09 Apr , 2026 By : Debdeep Gupta
Info Edge (Naukri) shares fell in early trade on Thursday after the company’s Q4 business update showed weaker-than-expected billings growth. Mixed brokerage views further weighed on sentiment. The stock was trading at Rs 1,012, down 2 percent from the previous close of Rs 1,033.
The decline comes after Info Edge reported standalone billings growth of 7.45 percent year-on-year at Rs 1,057.1 crore for the March quarter, falling short of Street expectations of around 11 percent growth.
The company’s core recruitment solutions business (Naukri) grew 9.5 percent on-year to Rs 810.7 crore, slightly below estimates, while real estate platform 99acres posted muted growth of 1.9 percent at Rs 162.8 crore, also missing expectations.
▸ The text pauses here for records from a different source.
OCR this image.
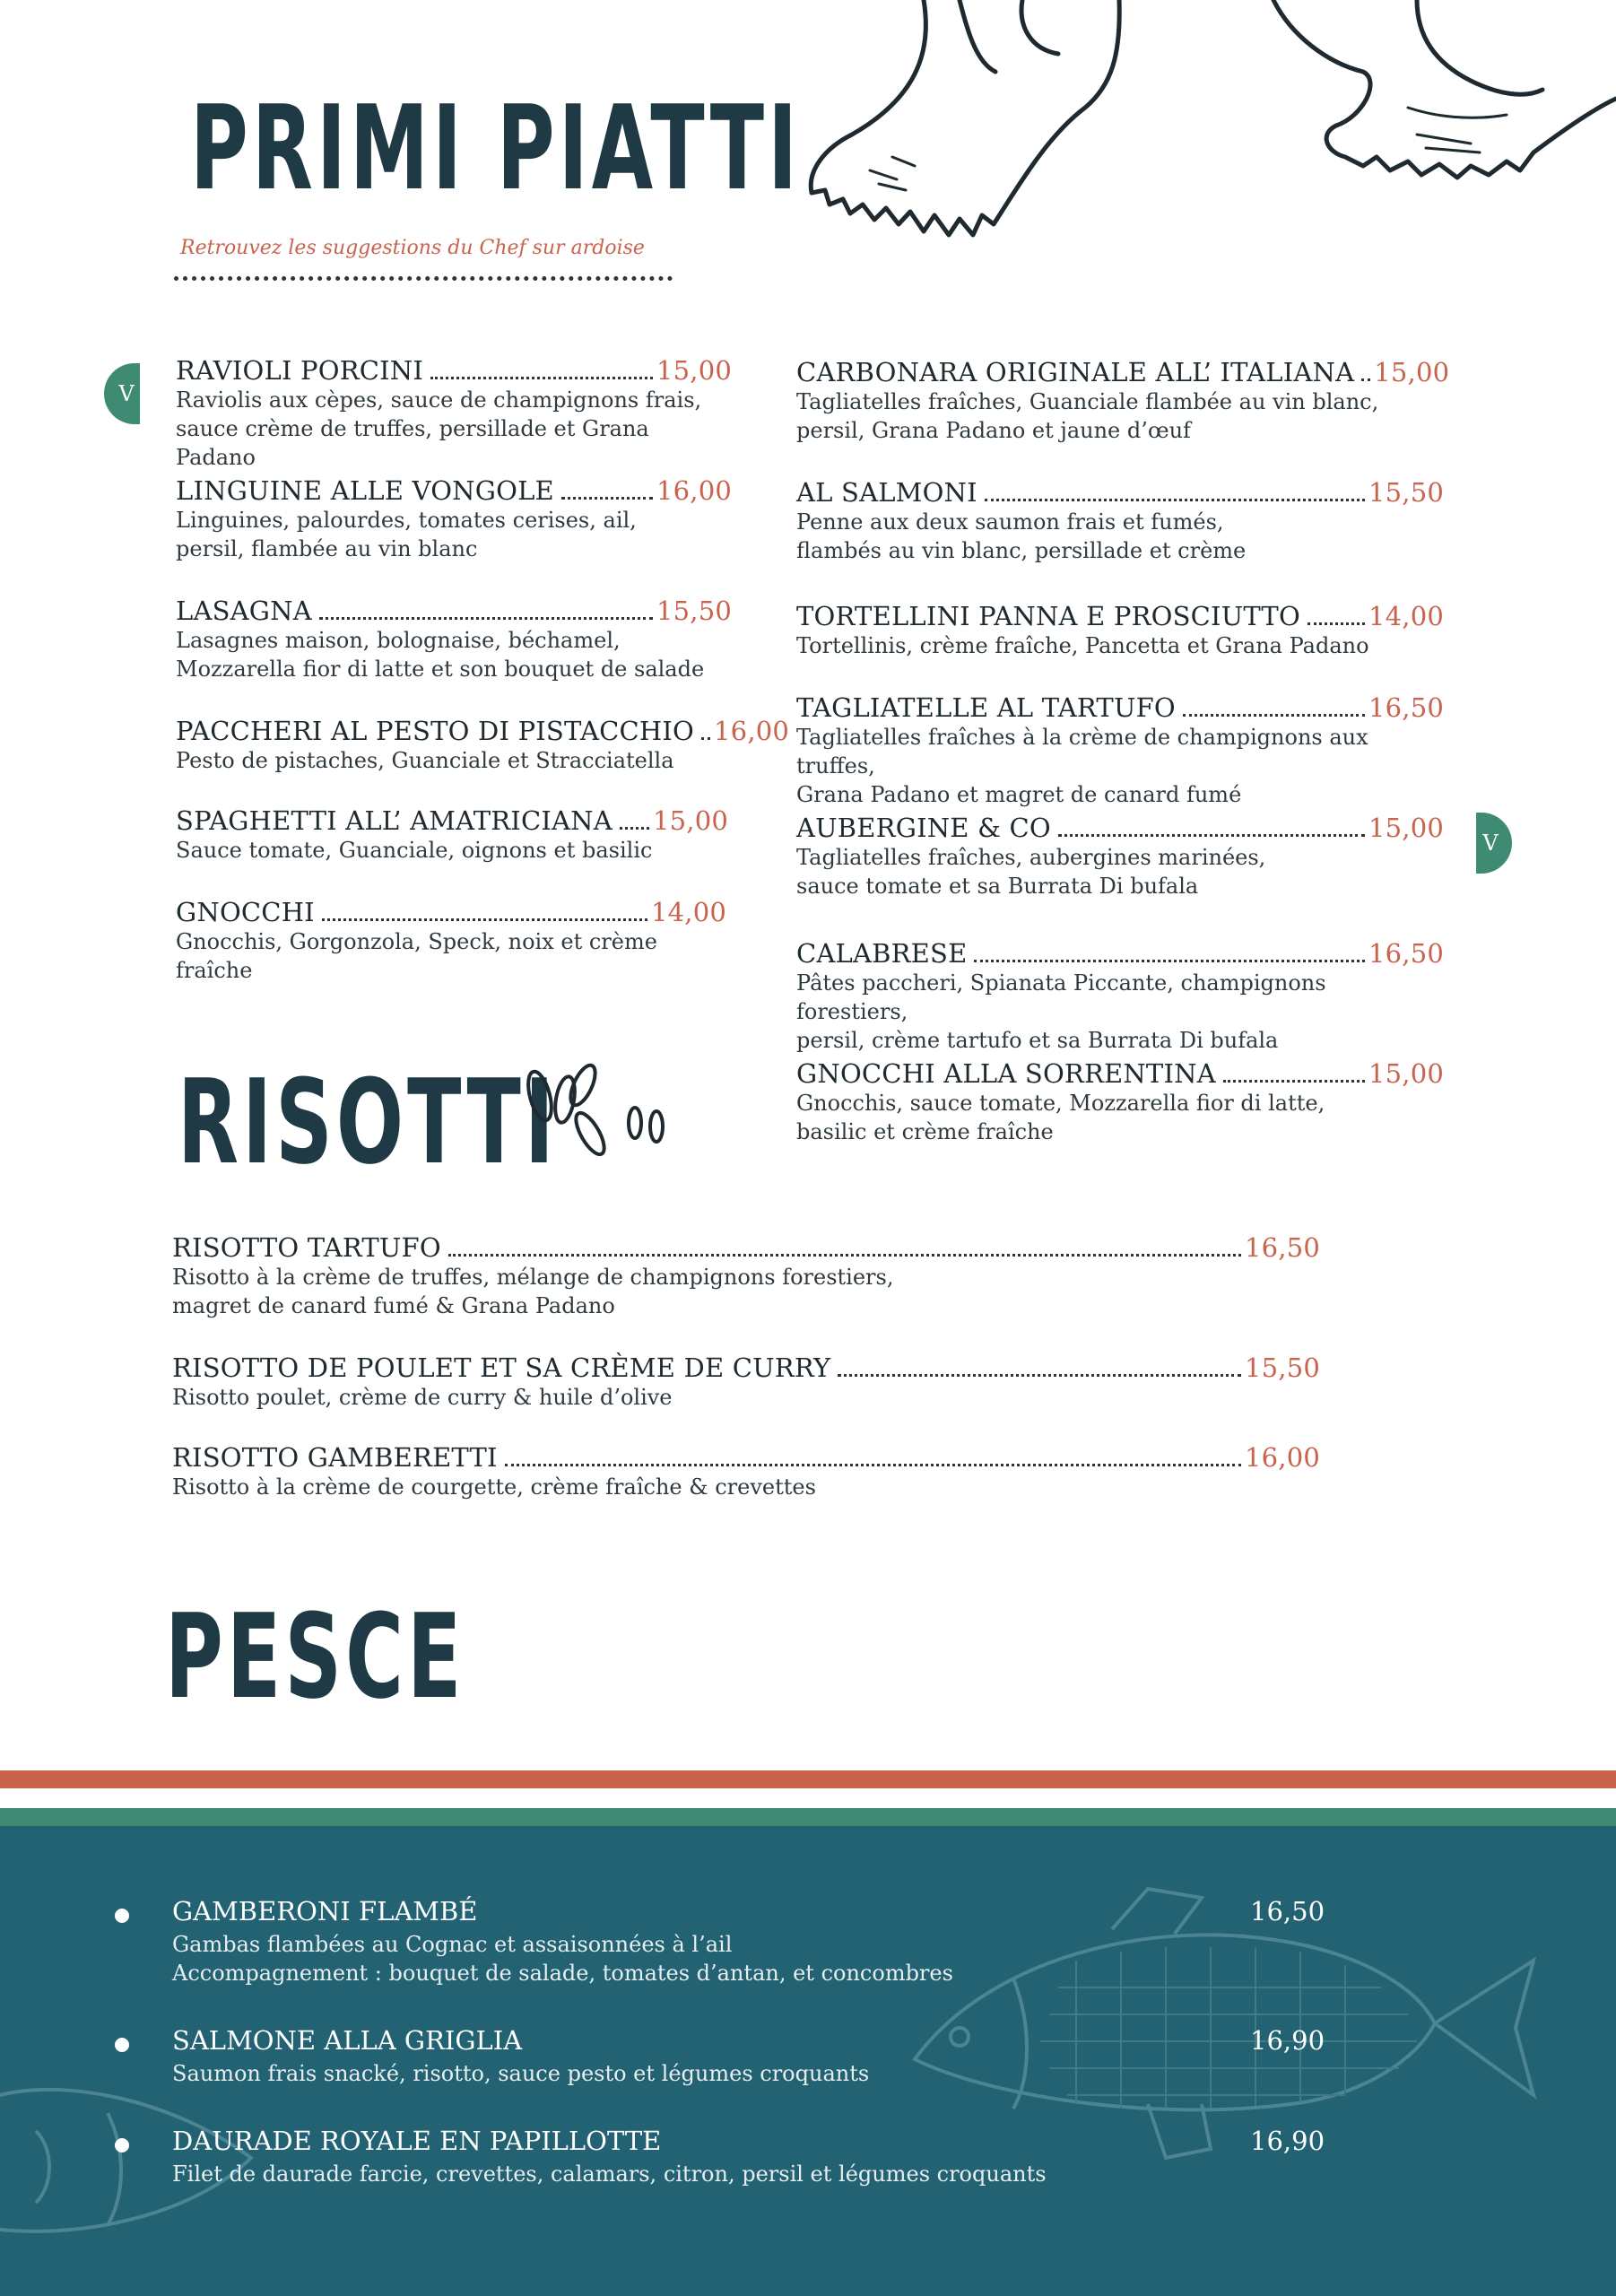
PRIMI PIATTI
Retrouvez les suggestions du Chef sur ardoise
V
V
RAVIOLI PORCINI	15,00
Raviolis aux cèpes, sauce de champignons frais,
sauce crème de truffes, persillade et Grana Padano
LINGUINE ALLE VONGOLE	16,00
Linguines, palourdes, tomates cerises, ail,
persil, flambée au vin blanc
LASAGNA	15,50
Lasagnes maison, bolognaise, béchamel,
Mozzarella fior di latte et son bouquet de salade
PACCHERI AL PESTO DI PISTACCHIO 16,00
Pesto de pistaches, Guanciale et Stracciatella
SPAGHETTI ALL’ AMATRICIANA 15,00
Sauce tomate, Guanciale, oignons et basilic
GNOCCHI	14,00
Gnocchis, Gorgonzola, Speck, noix et crème fraîche
CARBONARA ORIGINALE ALL’ ITALIANA 15,00
Tagliatelles fraîches, Guanciale flambée au vin blanc,
persil, Grana Padano et jaune d’œuf
AL SALMONI	15,50
Penne aux deux saumon frais et fumés,
flambés au vin blanc, persillade et crème
TORTELLINI PANNA E PROSCIUTTO	14,00
Tortellinis, crème fraîche, Pancetta et Grana Padano
TAGLIATELLE AL TARTUFO	16,50
Tagliatelles fraîches à la crème de champignons aux truffes,
Grana Padano et magret de canard fumé
AUBERGINE & CO	15,00
Tagliatelles fraîches, aubergines marinées,
sauce tomate et sa Burrata Di bufala
CALABRESE	16,50
Pâtes paccheri, Spianata Piccante, champignons forestiers,
persil, crème tartufo et sa Burrata Di bufala
GNOCCHI ALLA SORRENTINA	15,00
Gnocchis, sauce tomate, Mozzarella fior di latte,
basilic et crème fraîche
RISOTTI
RISOTTO TARTUFO	16,50
Risotto à la crème de truffes, mélange de champignons forestiers,
magret de canard fumé & Grana Padano
RISOTTO DE POULET ET SA CRÈME DE CURRY	15,50
Risotto poulet, crème de curry & huile d’olive
RISOTTO GAMBERETTI	16,00
Risotto à la crème de courgette, crème fraîche & crevettes
PESCE
GAMBERONI FLAMBÉ	16,50
Gambas flambées au Cognac et assaisonnées à l’ail
Accompagnement : bouquet de salade, tomates d’antan, et concombres
SALMONE ALLA GRIGLIA	16,90
Saumon frais snacké, risotto, sauce pesto et légumes croquants
DAURADE ROYALE EN PAPILLOTTE	16,90
Filet de daurade farcie, crevettes, calamars, citron, persil et légumes croquants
Other verticals remained largely flat on a year-on-year basis.
Brokerages divided on Naukri stock outlook following Q4 update
Nomura maintained a ‘buy’ rating on Info Edge shares with a target price of Rs 1,500, noting that recruitment billings growth, while slightly below expectations, remained within the 9–11 percent range seen in previous quarters. However, it flagged weaker-than-expected performance in 99acres and overall billings.
HSBC also retained a ‘buy’ rating with a target price of Rs 1,525, stating that recruitment growth was decent despite a high base, though weakness in the Gulf business and the transition in 99acres weighed on overall performance. It added that the matchmaking and Shiksha segments met expectations, and valuations remain attractive.
In contrast, Citi maintained a ‘sell’ rating with a target price of Rs 1,120, highlighting a sequential slowdown in recruitment billings growth -- from 11 percent in Q3 and 10.8 percent in Q2 to 9.5 percent in Q4. It said that revenue growth typically lags billings by one to two quarters and expects around 12.1 percent year-on-year revenue growth.
Citi also cautioned that EBITDA margins may decline 50 basis points sequentially to 42 percent, although EBITDA is seen rising 25 percent year-on-year to around Rs 320 crore, aided by lower advertising spends. It added that geopolitical issues impacted hiring trends in both the Gulf and India.
Info Edge stock has declined about 19 percent over the past year, underperforming the Nifty 50, which has gained around 7 percent during the same period.